Antes de o início do julgamento, os réus disseram  à reportagem pessoalmente ou por meio de seus advogados serem inocentes. “Ficou comprovado que [os pacientes] estavam em morte encefálica. Estavam mortos. Se os indivíduos estavam mortos, não tem como eu ser acusado de uma coisa, se eles estavam mortos. O que eu fiz...a minha participação foi no diagnóstico da morte encefálica”, disse o neurocirurgião Mariano Fiore Júnior.

O urologista Noronha Sacramento também rebateu as acusações. “Nunca agi contra a vida em nenhum momento da minha carreira.

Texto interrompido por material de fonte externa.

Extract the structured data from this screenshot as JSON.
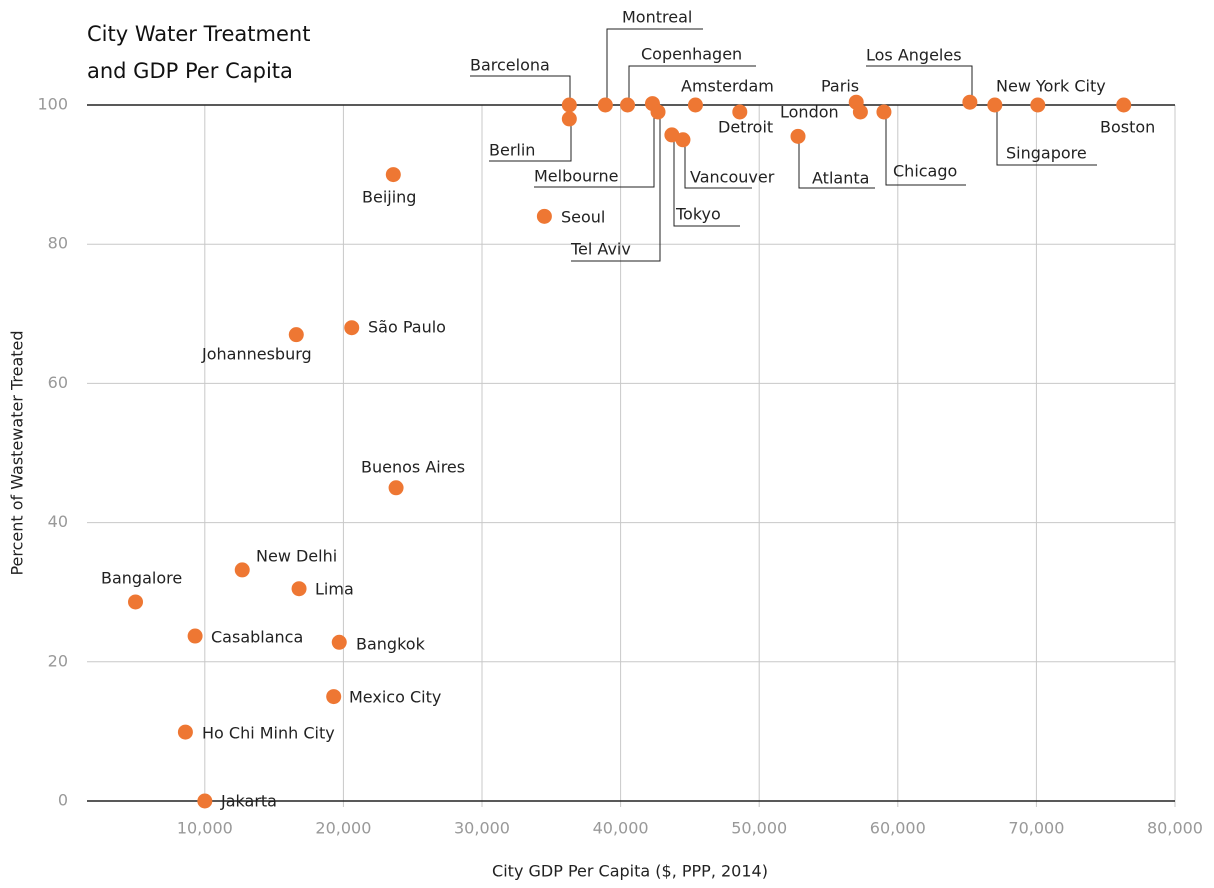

Na equipe que há vinte e tantos anos, na cidade de Taubaté, realizou retiradas de rim, nefrectomias de cadáver para transplante renal, e que realizou transplante renal na cidade de Taubaté e em outras cidades lá, eu era o cirurgião responsável pela retirada do órgão e pela colocação nos outros pacientes que precisavam do transplante. Nunca foi feita retirada de órgão de paciente que tivesse o menor sinal de vida.”

O advogado Romeu Correa Goffi, que defende, além de Sacramento, o nefrologista Torrecillas, também afirmou que seus clientes são inocentes das acusações. “Esses rapazes [médicos] estão sendo injustiçados, profundamente injustiçados. Quando foram feitas as retiradas dos rins, não estavam somente eles, equipe de transplante, presentes na sala. Havia estudantes de medicina, anestesistas, havia um grande corpo clínico, pessoas que se interessavam em conhecer o procedimento. Então, como num contexto desse pode ter havido algo tão grotesco?”, questionou o defensor.

Acusação
 
A acusação da Promotoria contra os médicos se baseou somente no homicídio doloso. Segundo Friggi de Carvalho, laudos do Instituto Médico-Legal (IML), da Polícia Técnico Científica e do Cremesp concluíram que os pacientes não estavam mortos antes da retirada dos rins.
Durante o processo, testemunhas relataram que até uma espécie de médium foi apresentado pelos médicos aos parentes para dizer que havia entrado em contato com o suposto morto no plano espiritual e ele havia pedido para os familiares autorizarem a doação.

Os réus disseram que os órgãos iam para o programa de transplantes de um convênio entre a Unitau e o Hospital das Clínicas (HC), da Universidade de São Paulo (USP), na capital paulista. Mas segundo o promotor Friggi de Carvalho, esse acordo jamais existiu. “Não há nenhum registro disso em lugar algum”, disse. As informações são do G1.